What’s your impression of Russia’s actions on Ukrainian territory, I mean in the Donbas and Crimea?
“But for the Ukrainian administration’s weak performance in Crimea, nothing like this would’ve happened in the Donbas. It is clearly apparent that the current situation was planned abroad [i.e., by the Kremlin. – Ed.], that it is likewise being aggravated and directed. We see hundreds of armed men. Where do they come from? It is also true that they wouldn’t have been able to operate that way without having favorable conditions of sorts in Ukraine. Let’s hope that the election of the Ukrainian president in the first round will serve as a deterrent to Russian politicians and Putin.”
Do you think that the Ukrainian government should act in a more decisive manner?
“I think it should act on a stick-and-carrot basis, there is no other effective way. If it plays ball, they will become insolent; if it acts tough, there will be resistance. One also ought to consider the status of the army and intelligence agencies, the presence of agents of influence in these structures. It is necessary to consider all these factors separately and as a whole. It wouldn’t serve anyone’s good to aggravate the situation, because this could turn into a big tragedy for Europe. We all remember the anti-terrorist operation in Chechnya (where there is about a million Chechens). The Donbas has a population of some eight million, so one ought to act professionally.”
Experts note that Russia is trying to use some of the Chechnya scenario in Ukraine. Any comment?
“Russia doesn’t have to reinvent the wheel. It has accumulated enough experience. If Putin doesn’t like a country known as Ukraine, this doesn’t mean that all in Russia, including the ethnic minorities, share his dislike. The mercenaries who are fighting in Ukraine are puppets in a big geopolitical show, with the puppeteer being elsewhere. It is unfair to feature Chechen Kadyrovites in information programs and shows. Even if there are such groups there, this doesn’t mean that all ethnic Chechens want it. It is a matter of money or dependence.”
How can Russia’s information war and hysterical propaganda against Ukraine affect the relations between our peoples?

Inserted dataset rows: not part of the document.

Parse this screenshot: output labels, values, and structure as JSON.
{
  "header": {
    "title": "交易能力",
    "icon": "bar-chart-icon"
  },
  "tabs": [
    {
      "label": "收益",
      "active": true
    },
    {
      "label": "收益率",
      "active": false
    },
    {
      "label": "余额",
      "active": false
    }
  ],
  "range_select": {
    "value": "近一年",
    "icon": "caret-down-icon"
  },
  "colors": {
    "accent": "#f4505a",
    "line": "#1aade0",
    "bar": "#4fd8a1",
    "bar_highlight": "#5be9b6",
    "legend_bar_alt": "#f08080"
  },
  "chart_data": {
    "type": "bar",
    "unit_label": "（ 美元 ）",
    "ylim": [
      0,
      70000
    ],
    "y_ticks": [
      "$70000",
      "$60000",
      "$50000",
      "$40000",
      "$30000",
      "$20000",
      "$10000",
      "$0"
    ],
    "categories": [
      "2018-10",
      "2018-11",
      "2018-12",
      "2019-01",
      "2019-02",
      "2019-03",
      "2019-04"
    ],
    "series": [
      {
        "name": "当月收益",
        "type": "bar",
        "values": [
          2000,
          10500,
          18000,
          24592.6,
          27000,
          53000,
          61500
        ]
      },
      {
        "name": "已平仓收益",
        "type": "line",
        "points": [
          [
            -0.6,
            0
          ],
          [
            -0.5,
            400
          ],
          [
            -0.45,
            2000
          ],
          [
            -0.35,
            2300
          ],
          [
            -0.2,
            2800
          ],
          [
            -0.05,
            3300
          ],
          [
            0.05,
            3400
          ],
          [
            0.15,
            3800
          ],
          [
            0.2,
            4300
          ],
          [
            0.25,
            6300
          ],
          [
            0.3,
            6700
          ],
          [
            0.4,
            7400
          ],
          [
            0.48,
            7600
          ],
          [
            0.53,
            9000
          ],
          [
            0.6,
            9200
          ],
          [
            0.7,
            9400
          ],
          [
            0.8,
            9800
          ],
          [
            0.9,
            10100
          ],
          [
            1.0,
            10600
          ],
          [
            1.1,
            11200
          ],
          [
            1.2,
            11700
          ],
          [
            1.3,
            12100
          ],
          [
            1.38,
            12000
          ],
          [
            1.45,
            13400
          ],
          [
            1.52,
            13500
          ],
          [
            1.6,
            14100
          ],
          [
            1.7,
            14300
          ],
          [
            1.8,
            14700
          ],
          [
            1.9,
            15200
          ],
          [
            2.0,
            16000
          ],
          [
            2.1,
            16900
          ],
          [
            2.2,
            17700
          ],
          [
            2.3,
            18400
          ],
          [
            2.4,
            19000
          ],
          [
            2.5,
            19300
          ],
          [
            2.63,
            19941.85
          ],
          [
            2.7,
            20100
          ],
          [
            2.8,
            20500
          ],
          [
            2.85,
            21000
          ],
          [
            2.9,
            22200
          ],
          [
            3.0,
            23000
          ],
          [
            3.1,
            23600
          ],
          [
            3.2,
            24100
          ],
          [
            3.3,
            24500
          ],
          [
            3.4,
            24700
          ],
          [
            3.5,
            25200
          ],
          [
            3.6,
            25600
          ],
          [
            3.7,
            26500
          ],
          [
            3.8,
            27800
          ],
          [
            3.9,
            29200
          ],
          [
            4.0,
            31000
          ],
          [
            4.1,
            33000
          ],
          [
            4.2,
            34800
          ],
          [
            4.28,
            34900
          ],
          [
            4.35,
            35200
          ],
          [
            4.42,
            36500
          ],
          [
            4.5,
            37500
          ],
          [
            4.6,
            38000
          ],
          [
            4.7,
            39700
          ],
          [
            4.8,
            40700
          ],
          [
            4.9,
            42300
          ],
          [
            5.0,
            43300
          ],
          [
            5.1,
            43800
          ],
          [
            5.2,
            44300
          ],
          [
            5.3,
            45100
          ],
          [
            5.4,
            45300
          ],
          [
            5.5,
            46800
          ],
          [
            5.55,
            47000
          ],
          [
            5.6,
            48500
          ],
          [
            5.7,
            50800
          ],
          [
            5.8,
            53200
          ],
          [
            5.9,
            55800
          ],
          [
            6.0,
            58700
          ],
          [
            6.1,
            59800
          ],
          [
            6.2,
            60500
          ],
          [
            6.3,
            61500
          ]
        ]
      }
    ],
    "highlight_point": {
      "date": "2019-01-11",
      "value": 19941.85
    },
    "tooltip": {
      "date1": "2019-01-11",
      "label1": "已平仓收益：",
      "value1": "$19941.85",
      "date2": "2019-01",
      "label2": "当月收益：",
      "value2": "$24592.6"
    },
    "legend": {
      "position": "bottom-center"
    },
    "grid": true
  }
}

“This hysteria will pass, but there will remain the aftertaste of the annexation of Crimea and other events that are currently underway in Ukraine. Most likely, these relations will be distrustful for decades on end, although ordinary people in Russia and Ukraine bear no grudges against each other. Putin’s annexation of Crimea will only add to Russia’s problems. Most people think like consumers these days and they realize that they have received new problems with Crimea. The residents of the peninsula will not be permitted to travel abroad. Also, Russia’s federal budget will shoulder a fresh burden. We all remember that hysterical campaign under the slogan ‘Stop Feeding Caucasus!’ That’s what lies in the offing for Crimea.
“If Ukraine moves further on the road leading to European integration, if people see that this means a better, more comfortable way of life, this problem will start being resolved. Of course, much will depend on Putin who, Merkel believes, is living in another world.”